Jameela Jamil is a regular in this section, but every single "I Weigh" episode so far has been absolutely extraordinary. All of her guests are honest, fierce yet vulnerable and they all have dedicated their lives to making this world a kinder place. The latest episodes features Stephanie Yeboah and offers great, yet infuriating, insights into how the socio-political body positivity movement was hijacked by white straight-sized influencer girls and is now nothing more than a meaningless hashtag.
Ita O'Brien was the intimacy coordinator on the set of both Sex Education and Normal People and I personally think she's a magician for creating such deep, moving intimacy on screen. Hannah Witton interviews her for her Doing It! podcast and asks all the right questions.
More newsletters! Last year, everyone suddenly had a podcast, this year, it's newsletters. And I love it. It's my favorite medium and there can never be enough good newsletters out there. Two of my newest inbox-additions are Camilla Zuleger's Nord-Verlag newsletter (in German, and it's the best of both worlds: Scandi-culture and books) and The Meander from Dolly Alderton.

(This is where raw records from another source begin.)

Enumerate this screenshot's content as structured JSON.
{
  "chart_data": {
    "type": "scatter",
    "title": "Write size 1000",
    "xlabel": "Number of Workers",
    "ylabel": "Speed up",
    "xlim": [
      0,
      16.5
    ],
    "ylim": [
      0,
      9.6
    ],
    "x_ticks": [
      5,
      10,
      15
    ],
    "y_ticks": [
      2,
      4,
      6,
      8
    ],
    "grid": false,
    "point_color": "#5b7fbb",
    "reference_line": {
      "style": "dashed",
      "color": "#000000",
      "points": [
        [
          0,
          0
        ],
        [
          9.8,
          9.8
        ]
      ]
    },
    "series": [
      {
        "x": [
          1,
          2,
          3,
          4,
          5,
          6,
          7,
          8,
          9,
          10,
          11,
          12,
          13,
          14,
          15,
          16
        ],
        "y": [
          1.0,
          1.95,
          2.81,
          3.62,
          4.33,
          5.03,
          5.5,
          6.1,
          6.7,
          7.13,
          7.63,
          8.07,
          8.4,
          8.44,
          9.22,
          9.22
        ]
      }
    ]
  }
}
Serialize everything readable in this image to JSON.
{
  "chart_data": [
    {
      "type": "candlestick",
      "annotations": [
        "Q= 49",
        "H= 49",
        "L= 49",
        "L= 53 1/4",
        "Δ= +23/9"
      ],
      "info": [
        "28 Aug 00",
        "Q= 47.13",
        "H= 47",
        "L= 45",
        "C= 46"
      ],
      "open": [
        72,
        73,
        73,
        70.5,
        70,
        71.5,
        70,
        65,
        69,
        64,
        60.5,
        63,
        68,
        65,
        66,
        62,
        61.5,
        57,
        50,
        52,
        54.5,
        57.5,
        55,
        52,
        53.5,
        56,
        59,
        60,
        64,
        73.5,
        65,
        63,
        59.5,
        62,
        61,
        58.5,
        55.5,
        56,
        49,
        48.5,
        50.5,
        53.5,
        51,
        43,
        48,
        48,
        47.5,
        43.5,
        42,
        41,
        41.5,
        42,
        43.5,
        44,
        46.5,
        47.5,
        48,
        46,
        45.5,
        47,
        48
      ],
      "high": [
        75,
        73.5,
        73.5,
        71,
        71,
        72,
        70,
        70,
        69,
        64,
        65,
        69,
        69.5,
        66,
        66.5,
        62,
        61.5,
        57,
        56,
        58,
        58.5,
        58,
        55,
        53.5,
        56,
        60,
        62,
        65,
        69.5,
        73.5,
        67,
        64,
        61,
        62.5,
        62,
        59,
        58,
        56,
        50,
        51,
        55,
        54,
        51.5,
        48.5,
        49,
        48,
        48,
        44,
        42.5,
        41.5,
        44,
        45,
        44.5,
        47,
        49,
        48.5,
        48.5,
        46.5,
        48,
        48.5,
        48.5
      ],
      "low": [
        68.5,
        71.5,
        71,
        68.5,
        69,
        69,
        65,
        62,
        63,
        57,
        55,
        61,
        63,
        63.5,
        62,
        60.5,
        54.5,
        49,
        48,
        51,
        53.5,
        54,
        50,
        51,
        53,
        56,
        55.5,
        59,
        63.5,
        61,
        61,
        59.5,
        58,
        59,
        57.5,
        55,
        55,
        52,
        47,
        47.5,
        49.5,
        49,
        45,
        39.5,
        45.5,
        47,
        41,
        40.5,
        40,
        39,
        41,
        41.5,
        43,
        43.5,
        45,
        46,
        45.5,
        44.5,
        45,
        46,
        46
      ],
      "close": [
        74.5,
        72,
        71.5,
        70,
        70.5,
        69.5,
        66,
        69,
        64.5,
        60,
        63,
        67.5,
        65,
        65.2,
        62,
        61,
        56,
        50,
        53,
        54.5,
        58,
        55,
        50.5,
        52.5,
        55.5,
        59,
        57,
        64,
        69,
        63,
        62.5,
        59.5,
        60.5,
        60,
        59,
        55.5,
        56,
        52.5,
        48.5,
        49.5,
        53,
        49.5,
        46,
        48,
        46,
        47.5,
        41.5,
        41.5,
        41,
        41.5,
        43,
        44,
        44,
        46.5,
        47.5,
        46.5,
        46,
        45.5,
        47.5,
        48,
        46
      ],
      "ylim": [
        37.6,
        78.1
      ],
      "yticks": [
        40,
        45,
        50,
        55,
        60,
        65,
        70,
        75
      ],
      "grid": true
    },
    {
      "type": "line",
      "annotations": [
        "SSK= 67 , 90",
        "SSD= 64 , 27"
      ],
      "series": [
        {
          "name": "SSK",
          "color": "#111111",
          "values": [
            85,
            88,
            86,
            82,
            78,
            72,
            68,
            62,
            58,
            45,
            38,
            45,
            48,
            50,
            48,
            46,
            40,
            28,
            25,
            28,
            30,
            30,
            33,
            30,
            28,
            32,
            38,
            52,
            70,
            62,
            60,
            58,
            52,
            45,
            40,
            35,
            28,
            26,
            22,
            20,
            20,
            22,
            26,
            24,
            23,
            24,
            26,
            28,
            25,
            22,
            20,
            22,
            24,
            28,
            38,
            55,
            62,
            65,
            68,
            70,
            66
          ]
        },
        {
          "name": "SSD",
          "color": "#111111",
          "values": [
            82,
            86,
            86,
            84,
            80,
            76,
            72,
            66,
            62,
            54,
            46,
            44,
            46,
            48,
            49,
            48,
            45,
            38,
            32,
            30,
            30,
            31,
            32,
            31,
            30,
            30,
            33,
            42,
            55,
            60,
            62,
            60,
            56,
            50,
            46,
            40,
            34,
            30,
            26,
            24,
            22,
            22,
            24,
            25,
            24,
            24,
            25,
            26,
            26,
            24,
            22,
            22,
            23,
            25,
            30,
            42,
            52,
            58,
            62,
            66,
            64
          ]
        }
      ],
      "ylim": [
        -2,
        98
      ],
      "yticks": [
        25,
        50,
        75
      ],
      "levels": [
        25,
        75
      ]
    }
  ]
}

Fun fact: In her first issue, Dolly recommends "Beautiful Ruins" by Jess Walter as the perfect summer read. Just like I did last year. Great minds think alike, amirite?!
I have INHALED the first season of Schitt's Creek (on Netflix, courtesy of my VPN client). It's filling the Modern Family shaped hole in my life and it walks the fine line between cringe and hilarity like no other show I have ever seen.